Constatine's Vision at the Milvian Bridge
“A remarkable sign appeared in the heavens above the sun, the trophy of a cross of light with the message, ‘by this conquer.’” - Eusebius
According to both Eusebius and Lactantius, two of the Emperor’s principal biographers, the day before the battle Constantine was stricken by a vision. The exact nature of the vision varied but modern concensus is that a remarkable sign appeared in the heavens above the sun, the sign of a cross of light with the message, ‘by this conquer".
This book is a biography of Emperor Constantine I, who ruled the Roman Empire 306 CE to 337 CE. Known as Constantine the Great it is likely that experencing such a divine manifestation would have prompted an on-the-spot conversion, and he certainly claimed that was the case in later propaganda, However, there is significant evidence that the original manifestation was actually viewed as a pagan divine revelation. In that version, the revelation was interpreted as being the halo of Sol Invictus, the Sun God with whom Constantine claimed a long-standing association and whose iconography was depicted in coins issued by Constantine years after the Battle of Milvian Bridge. This book seperates legend from documented facts in order to provide an balanced acount of this important historical figure.
In his time, Constantine affected nearly every conceivable cultural aspect of the Roman Empire, most notably in its religion but also its size and even its attire and appearance. Constantine revived the clean shaven look, which Augustus himself had favored 300 years earlier. Given his conversion of the empire and relocation to Constantinople, Constantine directly shaped the histories of Europe, the Byzantine Empire, the Roman Empire, and the growth of the Catholic Church.
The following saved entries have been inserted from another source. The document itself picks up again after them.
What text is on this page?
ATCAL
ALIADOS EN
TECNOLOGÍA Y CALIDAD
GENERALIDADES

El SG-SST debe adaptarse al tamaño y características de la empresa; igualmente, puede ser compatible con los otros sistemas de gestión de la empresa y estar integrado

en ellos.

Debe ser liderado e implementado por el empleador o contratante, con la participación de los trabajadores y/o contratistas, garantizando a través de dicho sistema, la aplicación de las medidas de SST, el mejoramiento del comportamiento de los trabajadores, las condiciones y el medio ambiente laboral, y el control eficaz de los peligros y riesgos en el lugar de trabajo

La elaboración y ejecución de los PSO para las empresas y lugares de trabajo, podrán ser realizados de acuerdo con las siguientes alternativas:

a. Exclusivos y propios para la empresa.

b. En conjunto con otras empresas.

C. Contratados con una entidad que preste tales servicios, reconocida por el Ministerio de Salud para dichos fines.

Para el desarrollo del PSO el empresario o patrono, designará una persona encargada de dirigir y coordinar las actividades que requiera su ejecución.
While he was being venerated as a saint by the Eastern Orthodox Christians in the Byzantine Empire, Charlemagne was claiming his mantle in Western Europe about 400 years later, making sure that his own court was adorned with monuments to Constantine. Constantine’s popularity even extended to Britain, where 12th century Britons were trying to claim him as a native son by claiming Helena actually originated from Colchester. To this day, Constantine’s name has remained popular and in use. This book is a balanced telling of the story Emperor Constantine's life one of histories most remarkable and memorable men.
This book was professionally researched from numerous primary and secondary sources, written, and published by Charles Rivers Editors. This publishing house has produced an extensive collection of thoroughly researched, concise, informative, and well written historical texts. This collection is focused on chronicling the lives of historically important persons, events, nations, and peoples. I have read many of their offerings and found each volume well written, researched, informative and presented with an unbiased perspective..
This book provides a fact filled, elegantly straight forward account that is enjoyable to read and easily understood. It was obviously well researched and carefully crafted to sort out legend and conjecture from documented facts. It is written in a remarkably clear and understandable manner. The narrative is engaging and enjoyable. In total this book presents a full picture of Constantine, by comparing and contrasting the ecclesiastical and secular histories. Accordinglly, a balanced portrait of Constantine emerges, that challenges the notion of him as an enlightened, spiritually driven ruler and replaces it with a portrait of a deeply pragmatic individual chiefly concerned with ensuring the continuation of the Empire. Readers who enjoy history, or those who are interested in knowing more about the advent of Christianity in the Roman Empire and early Christian Church history will enjoy this book.